Natural gas pipeline systems and distribution companies so far have reported no problems maintaining service through Hurricane/Tropical Storm Sandy.
Interstate pipelines are continuing to weather “well” the storm that slammed into the East Coast Monday night, said the head of the Interstate Natural Gas Association of America (INGAA).
“INGAA member companies are monitoring developments and their systems actively, with a focus on potential flooding or wind damage to above-ground facilities in low-lying or particularly hard-hit areas,” said INGAA President Don Santa.
In preparation for the Superstorm, one part hurricane Sandy, one part cold front from the West, Spectra Energy shut in a compressor station in Lambertville, NJ, and a meter station in Suffern, NY, on its Texas Eastern Transmission system (see Daily GPI, Oct. 30). The Lambertville Compressor Station has a daily throughput of 3.9 Bcf. The Suffern Meter Station is located in a low-lying area near the border of New York and New Jersey. “Right now we don’t have a projected time frame” for when the facilities will be reactivated, said Spectra Energy spokeswoman Caitlin Currie.
In addition to the shut-ins on its system, Spectra Energy has halted all construction on the Tetco expansion, which when completed would provide an additional 800 MMcf/d of transportation capacity into the New Jersey-New York region (see Daily GPI, Oct. 22).
According to Santa, “any potential [pipeline] outages are likely to be mitigated by relatively modest seasonal natural gas demand and lower electric generation demand due to power outages.
Utilities also appeared to be holding up, although it may be too soon to tell since some areas are still under water.
Despite it gas utility facilities being in the path of Superstorm Sandy, New Jersey Natural gas (NJNG) has survived without any major outages, said a spokeswoman for the local distribution company (LDC).
“Because our [gas lines] are underground, our service wasn’t was impacted as other utilities, like electric,” NJNG spokeswoman Renee Amellio told NGI. “In terms of service outages, we don’t have any major service outages.”
The utility “really doesn’t have any portion of its system that had to be turned off, at least at this point. Most of the repairs that we’ve been doing” involved a compromise to a foundation, such as a tree being uprooted, Amellio said.

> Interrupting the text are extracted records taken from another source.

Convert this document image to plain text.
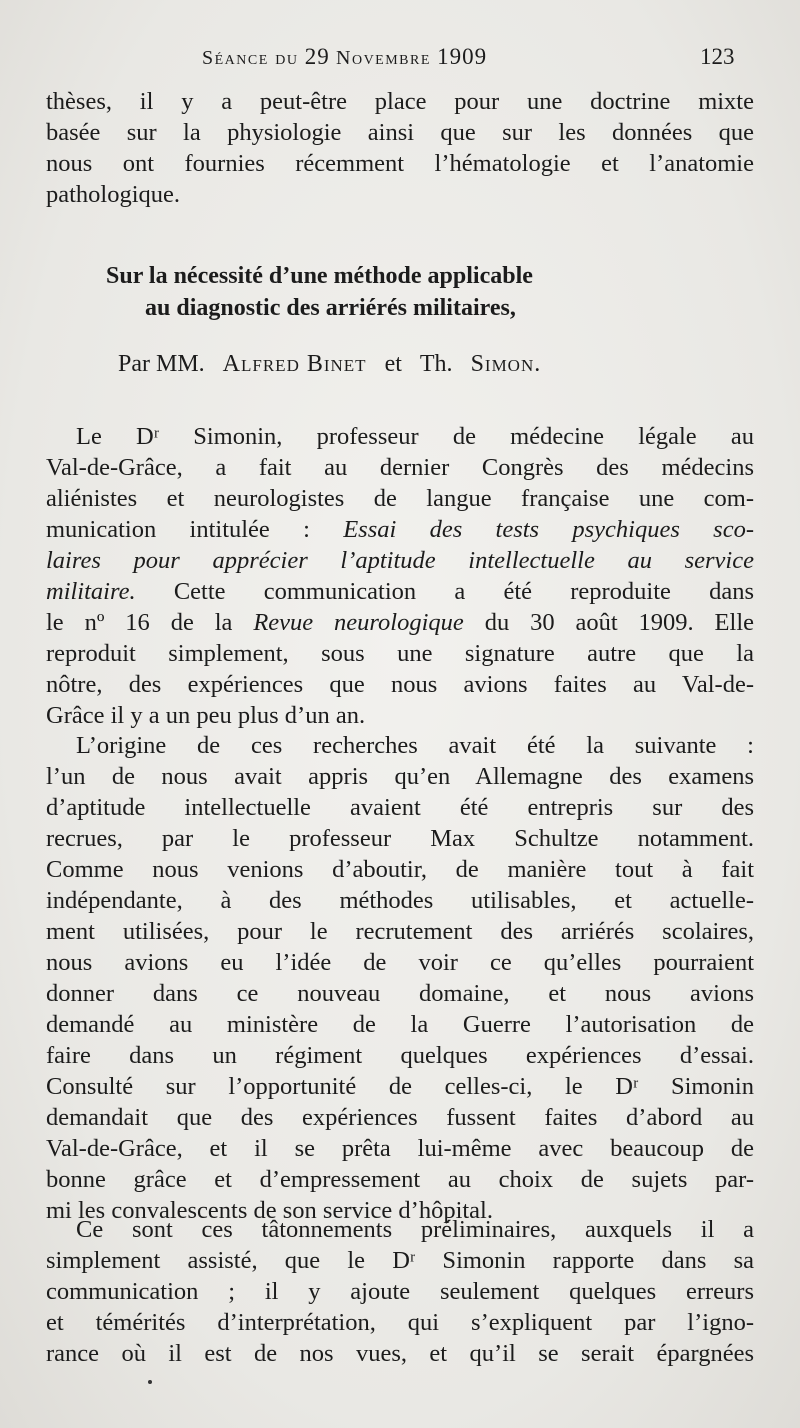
Séance du 29 Novembre 1909	123
thèses, il y a peut-être place pour une doctrine mixte
basée sur la physiologie ainsi que sur les données que
nous ont fournies récemment l’hématologie et l’anatomie
pathologique.
Sur la nécessité d’une méthode applicable
au diagnostic des arriérés militaires,
Par MM. Alfred Binet et Th. Simon.
Le Dʳ Simonin, professeur de médecine légale au
Val-de-Grâce, a fait au dernier Congrès des médecins
aliénistes et neurologistes de langue française une com-
munication intitulée : Essai des tests psychiques sco-
laires pour apprécier l’aptitude intellectuelle au service
militaire. Cette communication a été reproduite dans
le nº 16 de la Revue neurologique du 30 août 1909. Elle
reproduit simplement, sous une signature autre que la
nôtre, des expériences que nous avions faites au Val-de-
Grâce il y a un peu plus d’un an.
L’origine de ces recherches avait été la suivante :
l’un de nous avait appris qu’en Allemagne des examens
d’aptitude intellectuelle avaient été entrepris sur des
recrues, par le professeur Max Schultze notamment.
Comme nous venions d’aboutir, de manière tout à fait
indépendante, à des méthodes utilisables, et actuelle-
ment utilisées, pour le recrutement des arriérés scolaires,
nous avions eu l’idée de voir ce qu’elles pourraient
donner dans ce nouveau domaine, et nous avions
demandé au ministère de la Guerre l’autorisation de
faire dans un régiment quelques expériences d’essai.
Consulté sur l’opportunité de celles-ci, le Dʳ Simonin
demandait que des expériences fussent faites d’abord au
Val-de-Grâce, et il se prêta lui-même avec beaucoup de
bonne grâce et d’empressement au choix de sujets par-
mi les convalescents de son service d’hôpital.
Ce sont ces tâtonnements préliminaires, auxquels il a
simplement assisté, que le Dʳ Simonin rapporte dans sa
communication ; il y ajoute seulement quelques erreurs
et témérités d’interprétation, qui s’expliquent par l’igno-
rance où il est de nos vues, et qu’il se serait épargnées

However, she noted that flooding has prevented crews from accessing some coastal areas of NJNG service territory. Wall, NJ-based NJNG supplies natural gas to a little more than 500,000 customers in the southern, central and northern parts of the state.
Newark, NJ-based PSE&G said it expected the heavy rain and storm surge to result in natural gas outages. Water could enter the utility’s gas distribution system, as well as flood customers’ gas appliances, it said.
A spokesman for New Haven, CT-based United Illuminating Co., which owns Southern Connecticut Gas, Bridgeport Gas and Connecticut Gas, said his company’s gas utilities were not experiencing “any issues” at the moment.
“There are certainly flooding issues that have happened across the state, but it hasn’t impacted our ability to provide gas service,” he said.